First, a confession.  It seems I am in some circumstances a bully. Unfortunately, in order to explore the phenomenon, I shall have to resort to the language of the military. Analogies will be stretched, nokias will be hurled, and it may help you if you imagine me naked on a hotel room chair, barking dictation at a Grade 7 i’ve commandeered as a typist.

My natural debating style is more than a little vicious. My opening salvo, when it’s on target, is a little like a couple of thousand rounds from a Squad Assault Weapon, seeking to do little more than keep the head of the opponent down while I target the key point he or she made. Then, if the opponent isn’t cowed, I tend to let rip with the personal arguments. Schrapnel of ad-hominem attacks fall, before I eventually decide whether to call the opponent a fascist or a communist.

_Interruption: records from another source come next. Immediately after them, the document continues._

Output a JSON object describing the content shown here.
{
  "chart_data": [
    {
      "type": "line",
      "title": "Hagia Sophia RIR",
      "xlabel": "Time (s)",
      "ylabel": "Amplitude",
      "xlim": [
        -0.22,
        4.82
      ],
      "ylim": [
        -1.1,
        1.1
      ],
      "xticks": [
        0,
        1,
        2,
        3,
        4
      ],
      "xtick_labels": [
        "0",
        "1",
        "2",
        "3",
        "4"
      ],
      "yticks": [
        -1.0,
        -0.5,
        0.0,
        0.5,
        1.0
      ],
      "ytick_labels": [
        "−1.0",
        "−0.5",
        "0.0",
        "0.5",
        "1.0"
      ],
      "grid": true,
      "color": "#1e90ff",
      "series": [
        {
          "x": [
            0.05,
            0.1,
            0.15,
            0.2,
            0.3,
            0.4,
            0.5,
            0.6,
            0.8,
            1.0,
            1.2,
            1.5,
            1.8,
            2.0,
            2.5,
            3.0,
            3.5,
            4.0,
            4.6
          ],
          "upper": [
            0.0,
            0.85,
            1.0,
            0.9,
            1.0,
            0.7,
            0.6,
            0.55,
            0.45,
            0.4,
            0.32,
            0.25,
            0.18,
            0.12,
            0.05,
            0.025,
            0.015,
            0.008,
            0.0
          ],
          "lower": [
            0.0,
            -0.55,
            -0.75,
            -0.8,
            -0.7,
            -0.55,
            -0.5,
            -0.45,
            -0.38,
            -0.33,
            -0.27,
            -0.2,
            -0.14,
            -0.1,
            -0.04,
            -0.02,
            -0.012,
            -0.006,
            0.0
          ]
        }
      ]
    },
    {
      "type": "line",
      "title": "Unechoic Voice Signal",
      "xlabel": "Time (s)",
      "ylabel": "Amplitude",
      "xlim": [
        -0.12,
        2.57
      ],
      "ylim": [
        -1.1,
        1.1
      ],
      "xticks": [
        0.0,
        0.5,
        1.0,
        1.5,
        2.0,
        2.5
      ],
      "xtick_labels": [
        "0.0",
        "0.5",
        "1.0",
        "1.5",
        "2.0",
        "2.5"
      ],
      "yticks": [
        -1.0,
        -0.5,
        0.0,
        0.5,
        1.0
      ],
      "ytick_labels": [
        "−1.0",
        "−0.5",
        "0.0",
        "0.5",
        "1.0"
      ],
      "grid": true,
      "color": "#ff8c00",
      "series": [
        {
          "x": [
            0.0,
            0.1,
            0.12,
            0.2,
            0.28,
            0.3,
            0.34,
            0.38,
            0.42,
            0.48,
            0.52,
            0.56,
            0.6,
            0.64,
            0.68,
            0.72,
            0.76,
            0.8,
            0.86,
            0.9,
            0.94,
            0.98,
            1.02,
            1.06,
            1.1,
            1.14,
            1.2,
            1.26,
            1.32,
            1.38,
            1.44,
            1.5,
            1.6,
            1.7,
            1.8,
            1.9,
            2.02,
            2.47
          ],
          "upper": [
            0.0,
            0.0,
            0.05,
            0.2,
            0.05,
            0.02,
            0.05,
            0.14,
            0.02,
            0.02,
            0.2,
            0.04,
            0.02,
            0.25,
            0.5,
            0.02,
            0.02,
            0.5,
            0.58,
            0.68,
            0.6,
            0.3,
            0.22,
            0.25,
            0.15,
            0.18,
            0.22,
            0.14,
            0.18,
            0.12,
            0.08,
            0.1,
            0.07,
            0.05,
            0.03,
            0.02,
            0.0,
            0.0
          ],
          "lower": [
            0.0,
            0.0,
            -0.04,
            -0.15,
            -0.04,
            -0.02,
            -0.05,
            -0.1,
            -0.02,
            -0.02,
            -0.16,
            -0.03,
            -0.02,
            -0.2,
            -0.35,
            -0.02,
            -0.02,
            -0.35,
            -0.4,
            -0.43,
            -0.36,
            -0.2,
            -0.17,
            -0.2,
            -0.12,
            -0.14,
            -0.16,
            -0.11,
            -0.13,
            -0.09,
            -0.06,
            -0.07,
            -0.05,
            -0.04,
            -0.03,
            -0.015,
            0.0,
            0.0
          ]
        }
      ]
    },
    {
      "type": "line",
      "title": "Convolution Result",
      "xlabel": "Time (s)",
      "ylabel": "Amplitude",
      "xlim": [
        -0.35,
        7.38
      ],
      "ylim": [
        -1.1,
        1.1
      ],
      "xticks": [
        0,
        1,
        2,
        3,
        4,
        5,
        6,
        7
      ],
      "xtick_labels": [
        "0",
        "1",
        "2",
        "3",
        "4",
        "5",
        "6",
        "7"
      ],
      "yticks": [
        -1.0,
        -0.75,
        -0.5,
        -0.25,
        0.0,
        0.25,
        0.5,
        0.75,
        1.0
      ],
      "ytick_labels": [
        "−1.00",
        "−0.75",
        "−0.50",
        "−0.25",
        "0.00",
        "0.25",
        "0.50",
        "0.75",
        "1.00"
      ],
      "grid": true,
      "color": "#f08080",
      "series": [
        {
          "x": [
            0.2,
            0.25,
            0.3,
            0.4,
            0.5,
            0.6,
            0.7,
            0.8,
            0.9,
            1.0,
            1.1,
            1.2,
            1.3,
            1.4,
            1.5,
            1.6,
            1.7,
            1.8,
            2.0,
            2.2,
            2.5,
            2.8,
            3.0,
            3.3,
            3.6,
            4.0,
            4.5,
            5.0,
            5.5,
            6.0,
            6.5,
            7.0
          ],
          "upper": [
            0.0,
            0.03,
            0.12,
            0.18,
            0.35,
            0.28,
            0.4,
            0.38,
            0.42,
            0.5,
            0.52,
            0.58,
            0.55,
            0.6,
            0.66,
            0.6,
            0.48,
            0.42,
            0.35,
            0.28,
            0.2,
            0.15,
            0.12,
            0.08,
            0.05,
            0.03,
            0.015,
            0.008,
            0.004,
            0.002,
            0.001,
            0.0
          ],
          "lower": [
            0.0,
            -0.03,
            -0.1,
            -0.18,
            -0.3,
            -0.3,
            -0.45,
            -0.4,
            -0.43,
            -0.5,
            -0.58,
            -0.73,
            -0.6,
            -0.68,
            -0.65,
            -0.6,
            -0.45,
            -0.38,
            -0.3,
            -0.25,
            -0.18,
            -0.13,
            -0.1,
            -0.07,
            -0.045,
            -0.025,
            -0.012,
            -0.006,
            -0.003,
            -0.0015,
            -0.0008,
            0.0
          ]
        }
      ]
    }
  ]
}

It’s not a nice tactic, it’s not pretty and it’s apt to make onlookers consider me a dreadful prick. On the other hand, it’s often bloody effective. Much better that the opponent backs down early than I have to continue with the beasting.

I make the confession because, when I discovered the foible, when it was made clear to me, I began to take steps to moderate it. Admitting I had a problem was the first step to ending the negative behaviour. It was the most psychologically healthy thing I could do, and it was a tremendous wrench.

What’s happening in Downing Street today is profoundly unhealthy. Just imagine the staff in that now wretched office, knowing the boss, to whom I’m certain many feel a loyalty, could be seriously damaged if they were to speak out on their own bullying.

Yet the Labour Party and Brown’s most trusted advisers continue to pretend there’s no problem at all.  Brown is ‘a man who gets angry with himself’.  Some Ministers claim never to have heard Gordon Brown even raise his voice.  Some Labour twitterers are calling it a non-story.

This is extremely worrying; how can the party of the trades’ unions seriously argue that several people having experienced bullying from the Prime Minister so serious that other people found out about it is a non-story?  How can people who claim to work in favour of workers’ rights genuinely have more loyalty to their bully of a leader than to the benighted civil service workers who daily undergo his alleged vicious and violent outbursts?

Unless Gordon Brown admits he has a problem, he has no chance of sorting it out, and his staff, who have a right to be treated with respect, will live even more in fear of his potential for rage.